Forse possiamo provare a riflettere sul Gretinismo – questa nuova faccia dell’ambientalismo che sembra aver obnubilato le menti del pianeta, comprese quelle più raffinate e insospettabili – guardando le cose da un altro punto di vista. Bisogna essere consapevoli che la legittimità d’esistenza che si dà oggi a Greta e ai Gretini, questi avrebbero potuto averla anche un secolo fa, diciamo nel 1920, quando le emissioni di CO2 erano attive già da almeno mezzo secolo e il possibile problema oggi sollevato da Greta era già allora ben noto.
Supponiamo ora che la richiesta pressante della ipotetica Greta del 1920 di raggiungere le emissioni – zero fosse stata effettivamente esaudita, e nel 1950 si fosse raggiunto l’agognato obiettivo.
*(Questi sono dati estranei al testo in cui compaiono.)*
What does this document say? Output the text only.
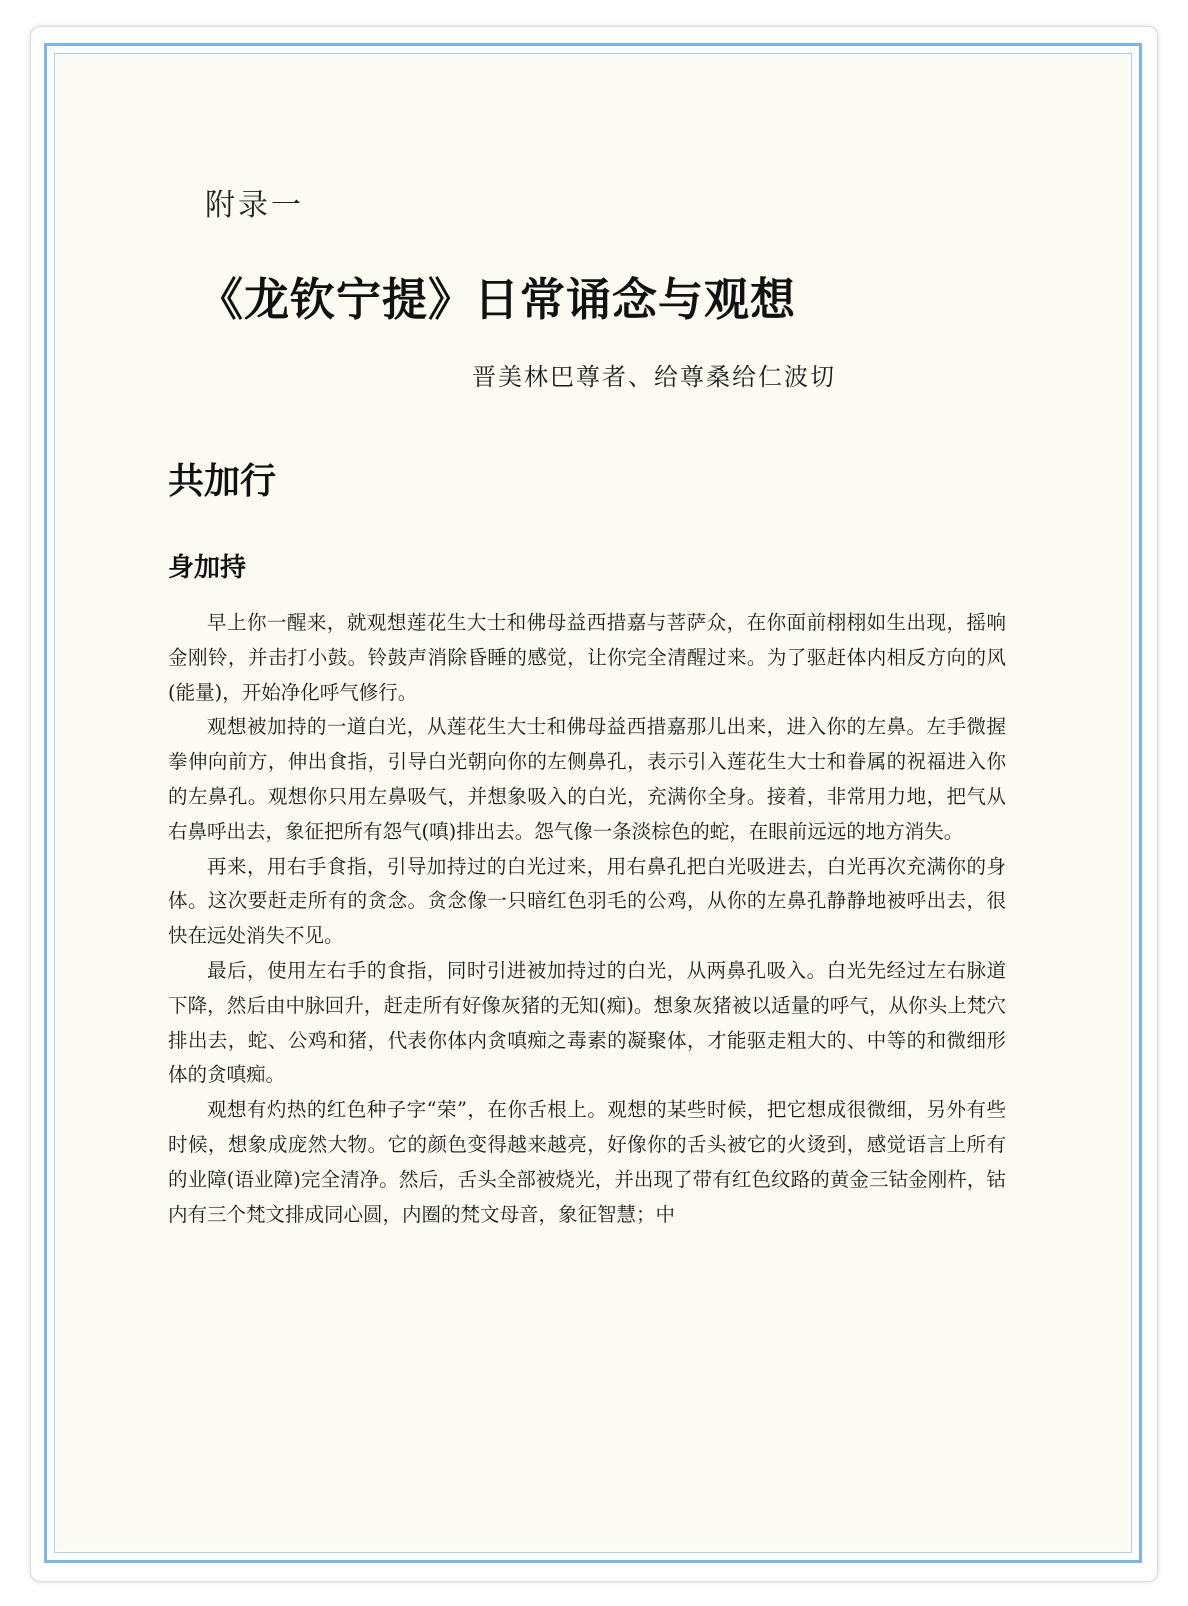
附录一
《龙钦宁提》日常诵念与观想
晋美林巴尊者、给尊桑给仁波切
共加行
身加持

早上你一醒来，就观想莲花生大士和佛母益西措嘉与菩萨众，在你面前栩栩如生出现，摇响金刚铃，并击打小鼓。铃鼓声消除昏睡的感觉，让你完全清醒过来。为了驱赶体内相反方向的风(能量)，开始净化呼气修行。

观想被加持的一道白光，从莲花生大士和佛母益西措嘉那儿出来，进入你的左鼻。左手微握拳伸向前方，伸出食指，引导白光朝向你的左侧鼻孔，表示引入莲花生大士和眷属的祝福进入你的左鼻孔。观想你只用左鼻吸气，并想象吸入的白光，充满你全身。接着，非常用力地，把气从右鼻呼出去，象征把所有怨气(嗔)排出去。怨气像一条淡棕色的蛇，在眼前远远的地方消失。

再来，用右手食指，引导加持过的白光过来，用右鼻孔把白光吸进去，白光再次充满你的身体。这次要赶走所有的贪念。贪念像一只暗红色羽毛的公鸡，从你的左鼻孔静静地被呼出去，很快在远处消失不见。

最后，使用左右手的食指，同时引进被加持过的白光，从两鼻孔吸入。白光先经过左右脉道下降，然后由中脉回升，赶走所有好像灰猪的无知(痴)。想象灰猪被以适量的呼气，从你头上梵穴排出去，蛇、公鸡和猪，代表你体内贪嗔痴之毒素的凝聚体，才能驱走粗大的、中等的和微细形体的贪嗔痴。

观想有灼热的红色种子字“荣”，在你舌根上。观想的某些时候，把它想成很微细，另外有些时候，想象成庞然大物。它的颜色变得越来越亮，好像你的舌头被它的火烫到，感觉语言上所有的业障(语业障)完全清净。然后，舌头全部被烧光，并出现了带有红色纹路的黄金三钴金刚杵，钴内有三个梵文排成同心圆，内圈的梵文母音，象征智慧；中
Oggi non avremmo auto, autobus, metropolitane, autostrade, fabbriche, industrie, televisione, telefonia mobile, internet, ambienti riscaldati d’inverno e rinfrescati d’estate. Non ci sarebbero frigoriferi né lavatrici, aerei o navi da crociera e neanche treni, né lenti né, tanto meno, ad alta velocità (almeno la Tav non sarebbe stata un problema; neanche lessicale di genere, circostanza che ci avrebbe evitato questa caduta nel ridicolo). In pochi anni, l’umanità sarebbe tornata allo stile di vita del 1850. Chissà, forse la schiavitù avrebbe smesso di essere quel tabù che era nel 1920, e che non era tale nel 1850, quando invece era pratica legittima nell’America di allora, popolata da 30 milioni d’abitanti con 4 milioni di schiavi.
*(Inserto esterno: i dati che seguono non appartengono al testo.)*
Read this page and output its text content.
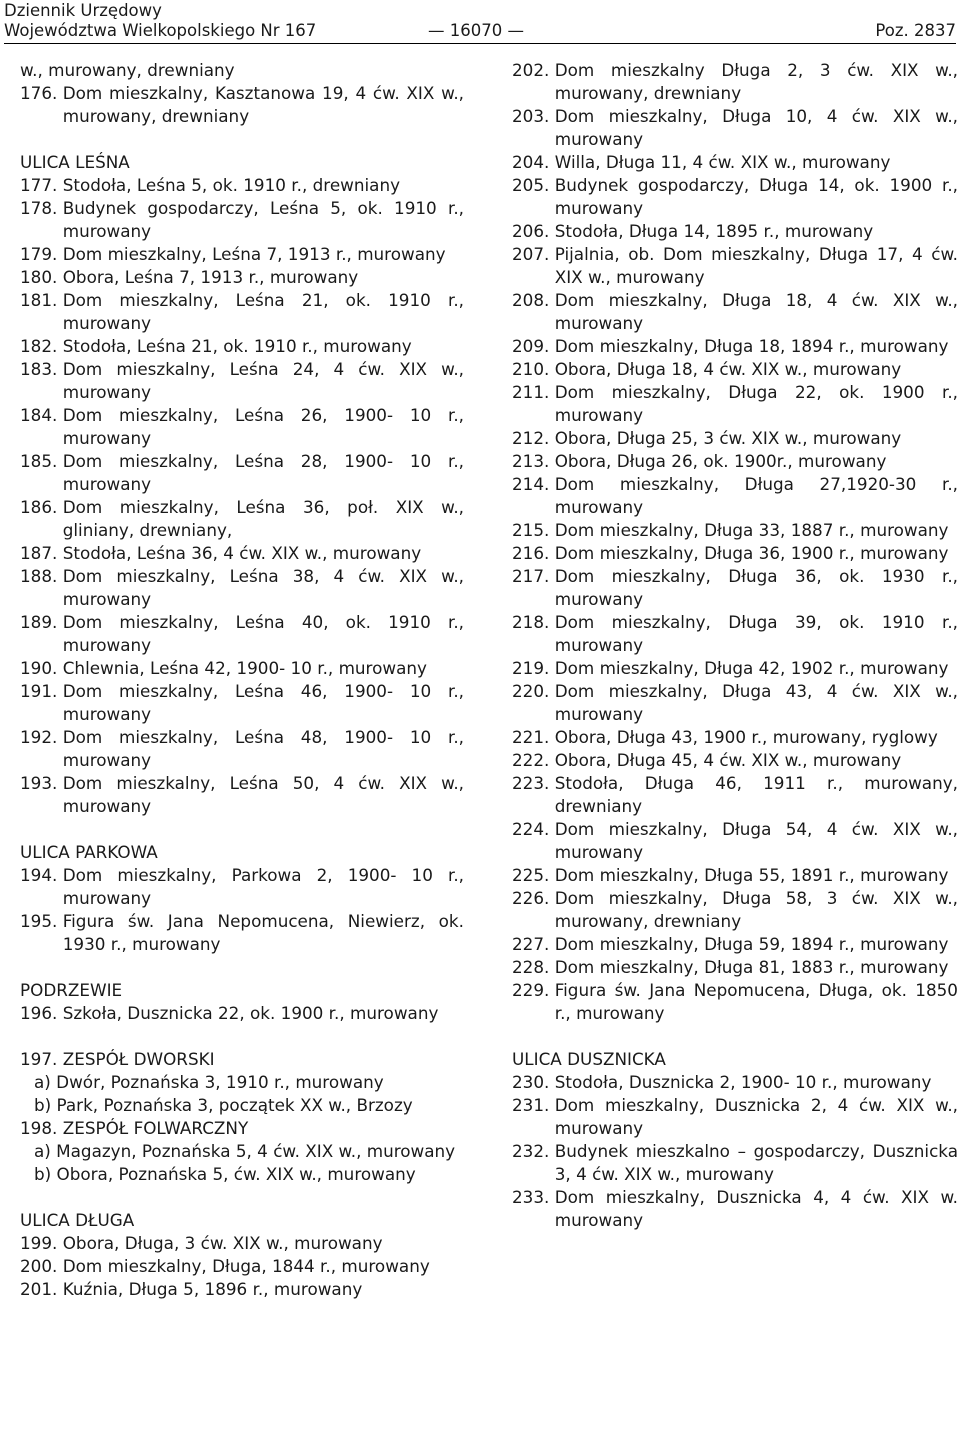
Dziennik Urzędowy
Województwa Wielkopolskiego Nr 167	— 16070 —	Poz. 2837
w., murowany, drewniany
176.
Dom mieszkalny, Kasztanowa 19, 4 ćw. XIX w., murowany, drewniany
ULICA LEŚNA
177.
Stodoła, Leśna 5, ok. 1910 r., drewniany
178.
Budynek gospodarczy, Leśna 5, ok. 1910 r., murowany
179.
Dom mieszkalny, Leśna 7, 1913 r., murowany
180.
Obora, Leśna 7, 1913 r., murowany
181.
Dom mieszkalny, Leśna 21, ok. 1910 r., murowany
182.
Stodoła, Leśna 21, ok. 1910 r., murowany
183.
Dom mieszkalny, Leśna 24, 4 ćw. XIX w., murowany
184.
Dom mieszkalny, Leśna 26, 1900- 10 r., murowany
185.
Dom mieszkalny, Leśna 28, 1900- 10 r., murowany
186.
Dom mieszkalny, Leśna 36, poł. XIX w., gliniany, drewniany,
187.
Stodoła, Leśna 36, 4 ćw. XIX w., murowany
188.
Dom mieszkalny, Leśna 38, 4 ćw. XIX w., murowany
189.
Dom mieszkalny, Leśna 40, ok. 1910 r., murowany
190.
Chlewnia, Leśna 42, 1900- 10 r., murowany
191.
Dom mieszkalny, Leśna 46, 1900- 10 r., murowany
192.
Dom mieszkalny, Leśna 48, 1900- 10 r., murowany
193.
Dom mieszkalny, Leśna 50, 4 ćw. XIX w., murowany
ULICA PARKOWA
194.
Dom mieszkalny, Parkowa 2, 1900- 10 r., murowany
195.
Figura św. Jana Nepomucena, Niewierz, ok. 1930 r., murowany
PODRZEWIE
196.
Szkoła, Dusznicka 22, ok. 1900 r., murowany
197.
ZESPÓŁ DWORSKI
a) Dwór, Poznańska 3, 1910 r., murowany
b) Park, Poznańska 3, początek XX w., Brzozy
198.
ZESPÓŁ FOLWARCZNY
a) Magazyn, Poznańska 5, 4 ćw. XIX w., murowany
b) Obora, Poznańska 5, ćw. XIX w., murowany
ULICA DŁUGA
199.
Obora, Długa, 3 ćw. XIX w., murowany
200.
Dom mieszkalny, Długa, 1844 r., murowany
201.
Kuźnia, Długa 5, 1896 r., murowany
202.
Dom mieszkalny Długa 2, 3 ćw. XIX w., murowany, drewniany
203.
Dom mieszkalny, Długa 10, 4 ćw. XIX w., murowany
204.
Willa, Długa 11, 4 ćw. XIX w., murowany
205.
Budynek gospodarczy, Długa 14, ok. 1900 r., murowany
206.
Stodoła, Długa 14, 1895 r., murowany
207.
Pijalnia, ob. Dom mieszkalny, Długa 17, 4 ćw. XIX w., murowany
208.
Dom mieszkalny, Długa 18, 4 ćw. XIX w., murowany
209.
Dom mieszkalny, Długa 18, 1894 r., murowany
210.
Obora, Długa 18, 4 ćw. XIX w., murowany
211.
Dom mieszkalny, Długa 22, ok. 1900 r., murowany
212.
Obora, Długa 25, 3 ćw. XIX w., murowany
213.
Obora, Długa 26, ok. 1900r., murowany
214.
Dom mieszkalny, Długa 27,1920-30 r., murowany
215.
Dom mieszkalny, Długa 33, 1887 r., murowany
216.
Dom mieszkalny, Długa 36, 1900 r., murowany
217.
Dom mieszkalny, Długa 36, ok. 1930 r., murowany
218.
Dom mieszkalny, Długa 39, ok. 1910 r., murowany
219.
Dom mieszkalny, Długa 42, 1902 r., murowany
220.
Dom mieszkalny, Długa 43, 4 ćw. XIX w., murowany
221.
Obora, Długa 43, 1900 r., murowany, ryglowy
222.
Obora, Długa 45, 4 ćw. XIX w., murowany
223.
Stodoła, Długa 46, 1911 r., murowany, drewniany
224.
Dom mieszkalny, Długa 54, 4 ćw. XIX w., murowany
225.
Dom mieszkalny, Długa 55, 1891 r., murowany
226.
Dom mieszkalny, Długa 58, 3 ćw. XIX w., murowany, drewniany
227.
Dom mieszkalny, Długa 59, 1894 r., murowany
228.
Dom mieszkalny, Długa 81, 1883 r., murowany
229.
Figura św. Jana Nepomucena, Długa, ok. 1850 r., murowany
ULICA DUSZNICKA
230.
Stodoła, Dusznicka 2, 1900- 10 r., murowany
231.
Dom mieszkalny, Dusznicka 2, 4 ćw. XIX w., murowany
232.
Budynek mieszkalno – gospodarczy, Dusznicka 3, 4 ćw. XIX w., murowany
233.
Dom mieszkalny, Dusznicka 4, 4 ćw. XIX w. murowany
Ecco questo è ciò che ci aspetta se davvero dovesse raggiungersi il livello-zero d’emissioni. Perché, piaccia o no, quasi il 90% di ciò che facciamo lo facciamo emettendo CO2. Né sappiamo farlo diversamente. Non è vero, direbbe il Gretino d’oggi: per esempio, col fotovoltaico produrremmo energia elettrica. No, se dovessimo affidarci a esso, le televisioni potrebbero chiudere: i massimi ascolti sono quelli della prima serata, ma di sera il sole non brilla. E anche i treni di notte si fermerebbero. E anche di giorno, in tutti quei momenti che, col cielo coperto, il sole insiste a non brillare. E col vento non è diverso. Se avete mai assistito alla Barcolana, la spettacolare regata di barche a vela che si svolge la seconda domenica d’ottobre a Trieste, avrete visto che se il vento si ostina a non soffiare, le barche biancheggianti sulle acque come branchi di pecore pascenti – direbbe il poeta – rimangono sconsolatamente ferme.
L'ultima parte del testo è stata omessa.